Discovered by accident in an old hymn book while scouring for lyrics requiring new tunes, I'm now a confirmed fan of Jane Crewdson.
It helps that she was Cornish and a Quaker – a more refreshing combination to my mind than another public school Anglican – but really the thing that grabs me (as it does with William Cowper, who is a bit of a hero in my eyes) is the honest engagement with things that are more easily put to one side. Observe:
Lord, we know that Thou art near us,
Though Thou seem’st to hide Thy face;
And are sure that Thou dost hear us,
Though no answer we embrace.
Not one promise shall miscarry
Not one blessing come too late
Though the vision long may tarry
Give us patience, Lord to wait.
While withholding—Thou art giving
In Thine own appointed way
And while waiting we’re receiving
Blessings suited to our day.
O the wondrous loving-kindness
Planning, working out of sight,
Bearing with us in our blindness,
Out of darkness bringing light.
Weaving blessings out of trials,
Out of grief evolving bliss;
Answering prayer by wise denials
When Thy children ask amiss.
And when faith shall end in vision,
And when prayer is lost in praise,
Then shall love, in full fruition,
Justify Thy secret ways.
She's very good, isn't she?
We all know that our own perspectives on the world are horribly limited, and are far more likely to be skewed and squint-eyed and biased if we live in a bubble with only our own thoughts, or the unquestioning nods of yes-men, for company. We all know that, right? Right Tony?

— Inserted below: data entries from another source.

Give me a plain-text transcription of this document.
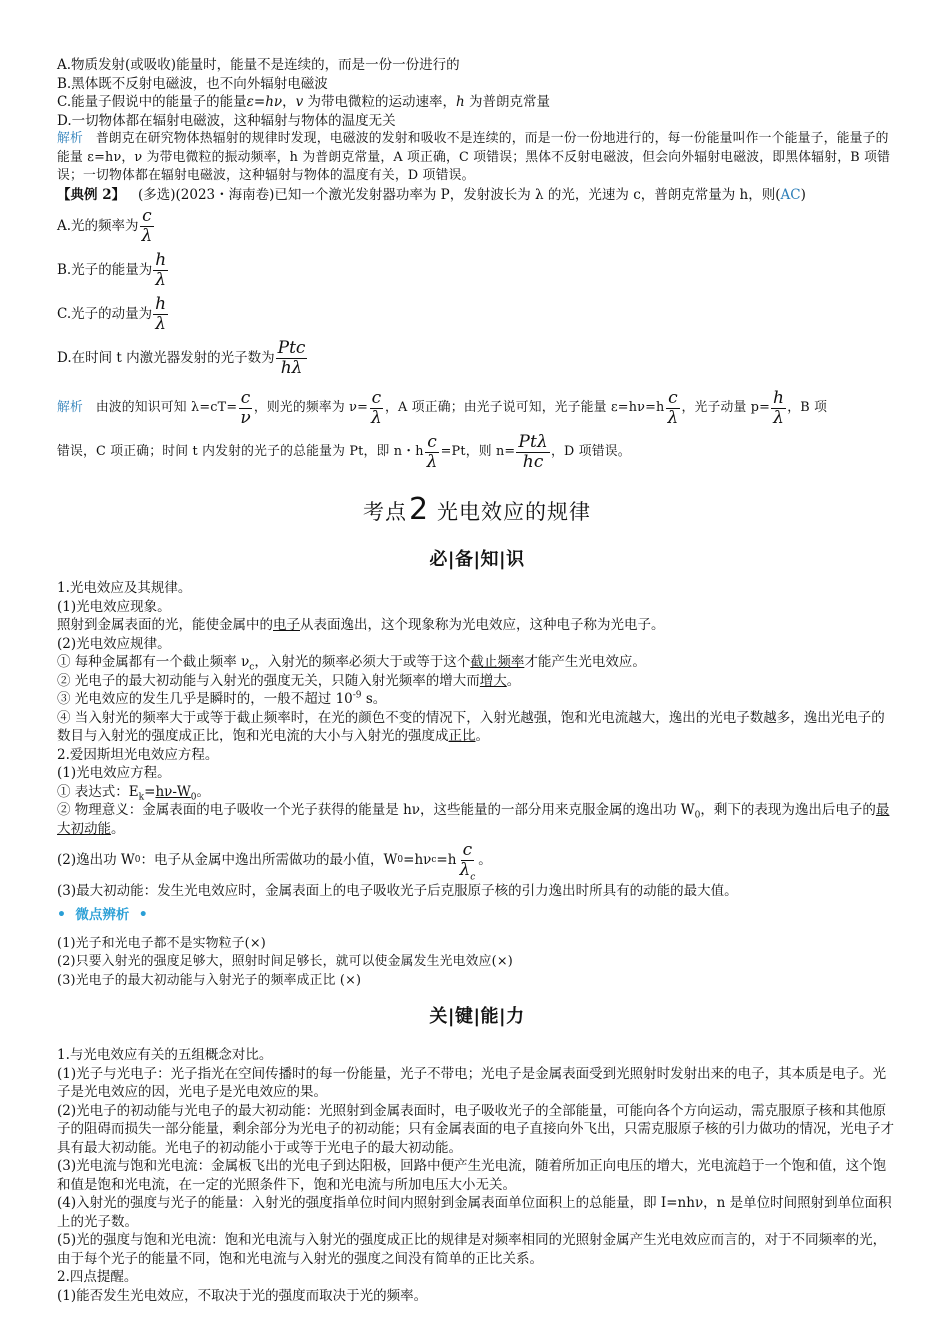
A.物质发射(或吸收)能量时，能量不是连续的，而是一份一份进行的
B.黑体既不反射电磁波，也不向外辐射电磁波
C.能量子假说中的能量子的能量ε=hν，v 为带电微粒的运动速率，h 为普朗克常量
D.一切物体都在辐射电磁波，这种辐射与物体的温度无关
解析 普朗克在研究物体热辐射的规律时发现，电磁波的发射和吸收不是连续的，而是一份一份地进行的，每一份能量叫作一个能量子，能量子的能量 ε=hν，ν 为带电微粒的振动频率，h 为普朗克常量，A 项正确，C 项错误；黑体不反射电磁波，但会向外辐射电磁波，即黑体辐射，B 项错误；一切物体都在辐射电磁波，这种辐射与物体的温度有关，D 项错误。
【典例 2】 (多选)(2023・海南卷)已知一个激光发射器功率为 P，发射波长为 λ 的光，光速为 c，普朗克常量为 h，则(AC)
A.光的频率为 $\frac{c}{\lambda}$
B.光子的能量为 $\frac{h}{\lambda}$
C.光子的动量为 $\frac{h}{\lambda}$
D.在时间 t 内激光器发射的光子数为 $\frac{\text{Ptc}}{h\lambda}$
解析
由波的知识可知 $\lambda=cT= \frac{c}{\nu}$ ，则光的频率为 $\nu= \frac{c}{\lambda}$ ，A 项正确；由光子说可知，光子能量 $\varepsilon=h\nu=h \frac{c}{\lambda}$ ，光子动量 $p= \frac{h}{\lambda}$ ，B 项
错误，C 项正确；时间 t 内发射的光子的总能量为 Pt，即 n・h $\frac{c}{\lambda} =Pt$，则 $n= \frac{\text{Ptλ}}{hc}$ ，D 项错误。
考点2 光电效应的规律
必|备|知|识
1.光电效应及其规律。
(1)光电效应现象。
照射到金属表面的光，能使金属中的电子从表面逸出，这个现象称为光电效应，这种电子称为光电子。
(2)光电效应规律。
① 每种金属都有一个截止频率 $\nu_c$，入射光的频率必须大于或等于这个截止频率才能产生光电效应。
② 光电子的最大初动能与入射光的强度无关，只随入射光频率的增大而增大。
③ 光电效应的发生几乎是瞬时的，一般不超过 $10^{-9}$ s。
④ 当入射光的频率大于或等于截止频率时，在光的颜色不变的情况下，入射光越强，饱和光电流越大，逸出的光电子数越多，逸出光电子的数目与入射光的强度成正比，饱和光电流的大小与入射光的强度成正比。
2.爱因斯坦光电效应方程。
(1)光电效应方程。
① 表达式：$E_k=h\nu-W_0$。
② 物理意义：金属表面的电子吸收一个光子获得的能量是 hν，这些能量的一部分用来克服金属的逸出功 $W_0$，剩下的表现为逸出后电子的最大初动能。
(2)逸出功 W 0 ：电子从金属中逸出所需做功的最小值，W 0 =hν $c =h \frac{c}{\lambda_c}$ 。
(3)最大初动能：发生光电效应时，金属表面上的电子吸收光子后克服原子核的引力逸出时所具有的动能的最大值。
• 微点辨析 •
(1)光子和光电子都不是实物粒子(×)
(2)只要入射光的强度足够大，照射时间足够长，就可以使金属发生光电效应(×)
(3)光电子的最大初动能与入射光子的频率成正比 (×)
关|键|能|力
1.与光电效应有关的五组概念对比。
(1)光子与光电子：光子指光在空间传播时的每一份能量，光子不带电；光电子是金属表面受到光照射时发射出来的电子，其本质是电子。光子是光电效应的因，光电子是光电效应的果。
(2)光电子的初动能与光电子的最大初动能：光照射到金属表面时，电子吸收光子的全部能量，可能向各个方向运动，需克服原子核和其他原子的阻碍而损失一部分能量，剩余部分为光电子的初动能；只有金属表面的电子直接向外飞出，只需克服原子核的引力做功的情况，光电子才具有最大初动能。光电子的初动能小于或等于光电子的最大初动能。
(3)光电流与饱和光电流：金属板飞出的光电子到达阳极，回路中便产生光电流，随着所加正向电压的增大，光电流趋于一个饱和值，这个饱和值是饱和光电流，在一定的光照条件下，饱和光电流与所加电压大小无关。
(4)入射光的强度与光子的能量：入射光的强度指单位时间内照射到金属表面单位面积上的总能量，即 I=nhν，n 是单位时间照射到单位面积上的光子数。
(5)光的强度与饱和光电流：饱和光电流与入射光的强度成正比的规律是对频率相同的光照射金属产生光电效应而言的，对于不同频率的光，由于每个光子的能量不同，饱和光电流与入射光的强度之间没有简单的正比关系。
2.四点提醒。
(1)能否发生光电效应，不取决于光的强度而取决于光的频率。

But, savage satire aside, I do have a point to make. We do (pretty much) know that we need to be in relationship (ie. with the wider world) in order to get a bit of balance/correction/not-be-a-total-jerk – that why it's good to read/hear things by people you disagree with, and also why it's good to have friends who can point out how you come across. We presume it's because we need our egos deflating.
Yesterday morning, I led worship in church. I've had a pretty rubbish week, came straight from a night-shift, and then found the whole thing pretty hard – it just didn't feel like I, or anyone else, was 'getting it'. By the end of the service I was consciously thinking, "Maybe I shouldn't do this stuff anymore; maybe I should move on to something else."
And then the deluge began. Person after person after fricking lovely person came up to me, telling me (with such kind insistence that I couldn't help but admit that it was genuine) how 'lovely' [x4], 'sensitive' [x5], 'worshipful' [x3] it all was.
And then a grieving family, who don't usually come to church but did because one of them was killed in a road accident this week, asked me to sing at the funeral. It just went on and on like that. I'm not great with compliments, but after the 20th-odd person, I had to admit that I stood corrected.